Похожие черты были у немцев, от века организованных, податливых внушению философией на грани софофилии. В итоге Высокий Модерн довёл идею искусственного порядка до издевательства и абсурда, породив два тоталитаризма, наш и немецкий. Политическим ответом на немецкое издание стал Нюрнберг, а мировоззренческим и философским — ревизия идеологии Модерна, несущего, как выяснилось, не только свет. После лагерей смерти уже нельзя было делать вид, будто эпохой гуманизма и просвещения мир понят правильно и лишь не так отстроен, что дело в дефектах реализации, а не проекта.

Когда-то прорыв в современность «из тьмы средневековья» был окрашен высочайшим пафосом: образы «рассвета» (Руссо), «великолепный восход солнца» (Гегель), «вспышка молнии» (Шеллинг). Но оказалось, что ослепительные явления истории нагоняют слепоту на целые народы, вдруг кидающиеся во имя всего хорошего уничтожать себе подобных и самих себя. ХХ век заканчивался прозрением: трагедии и риски современности — не отклонения, а законные порождения Модерна, его темной стороны, опасной, но неотчуждаемой.

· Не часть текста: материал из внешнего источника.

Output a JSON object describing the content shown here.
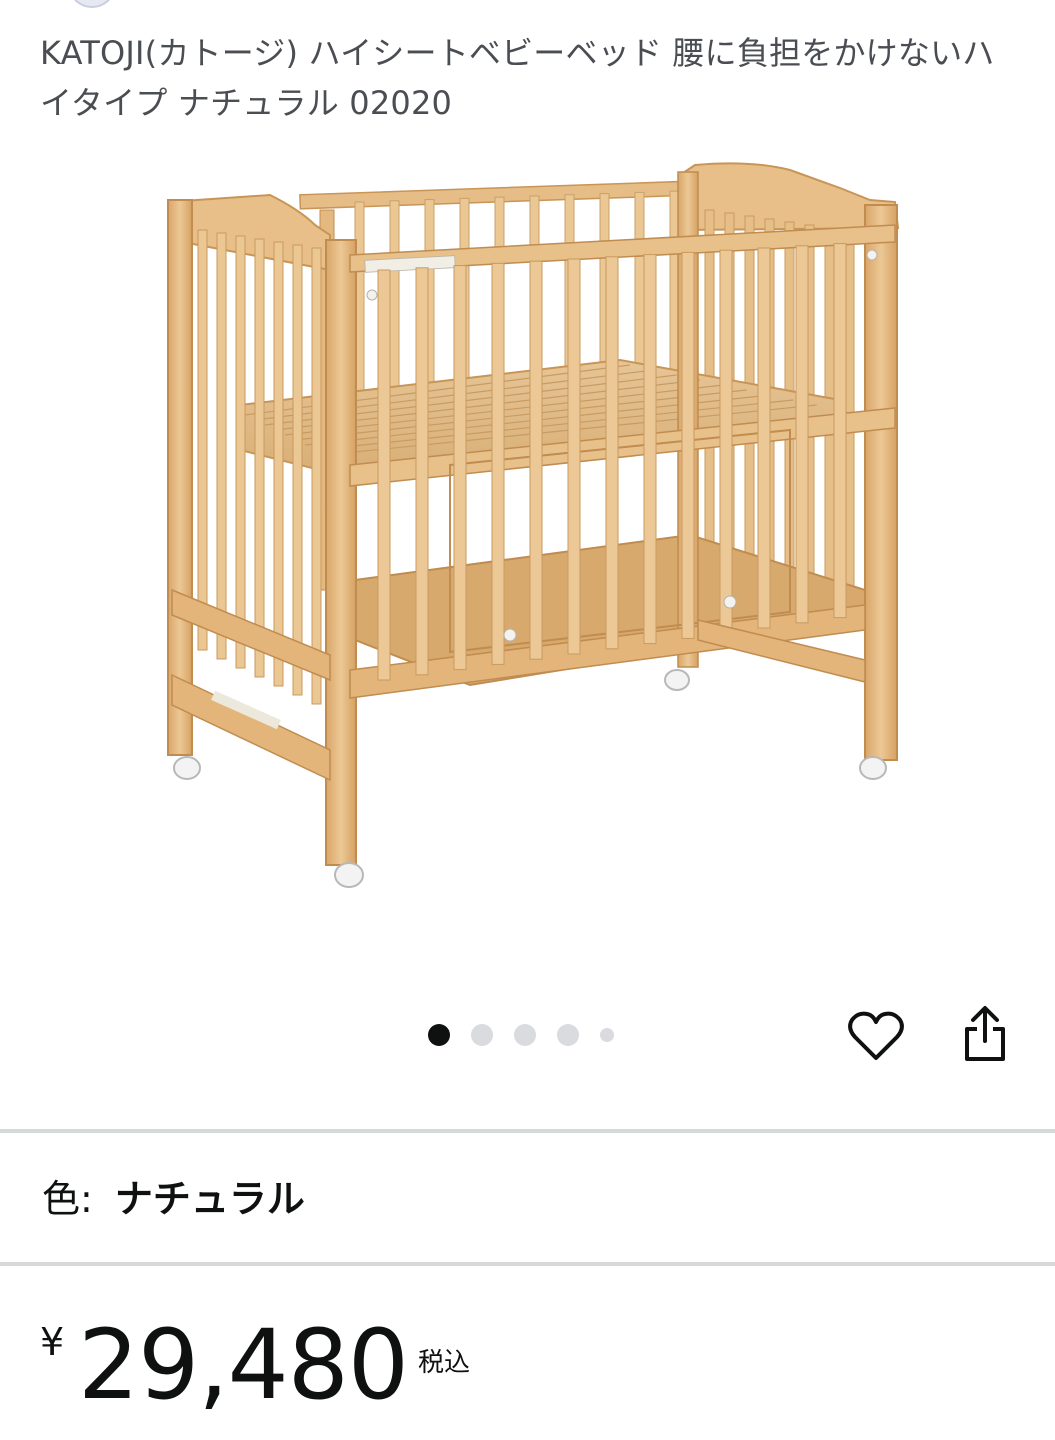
{
  "product": {
    "title": "KATOJI(カトージ) ハイシートベビーベッド 腰に負担をかけないハイタイプ ナチュラル 02020",
    "image": {
      "icon": "wooden-baby-crib-photo"
    }
  },
  "carousel": {
    "total_dots": 5,
    "active_index": 0
  },
  "actions": {
    "like_icon": "heart-outline-icon",
    "share_icon": "share-upload-icon"
  },
  "variation": {
    "label": "色:",
    "value": "ナチュラル"
  },
  "price": {
    "currency": "¥",
    "amount": "29,480",
    "tax_note": "税込"
  },
  "colors": {
    "wood": "#e4bb85",
    "wood_dark": "#c99a5e",
    "divider": "#d5d9d9",
    "text": "#0f1111",
    "title_text": "#4a4d52"
  }
}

Эта мысль ожила в разных образах: от дуализма доктора Джекила и мистера Хайда до проблем с контролем светлой стороны Силы — Ашлы в ордене джедаев («световой меч» близок метафорам света в немецкой классике, но без фанатизма). Вся эта идейная попса восходит к древнейшим диалектикам света и тени, добра и зла, однако придает им звучание техногенной современности. Джекил превращается в Хайда не иначе как интересом и силой знания, науки, опыта, техники. И тягой к рукотворному совершенству — idefix Модерна.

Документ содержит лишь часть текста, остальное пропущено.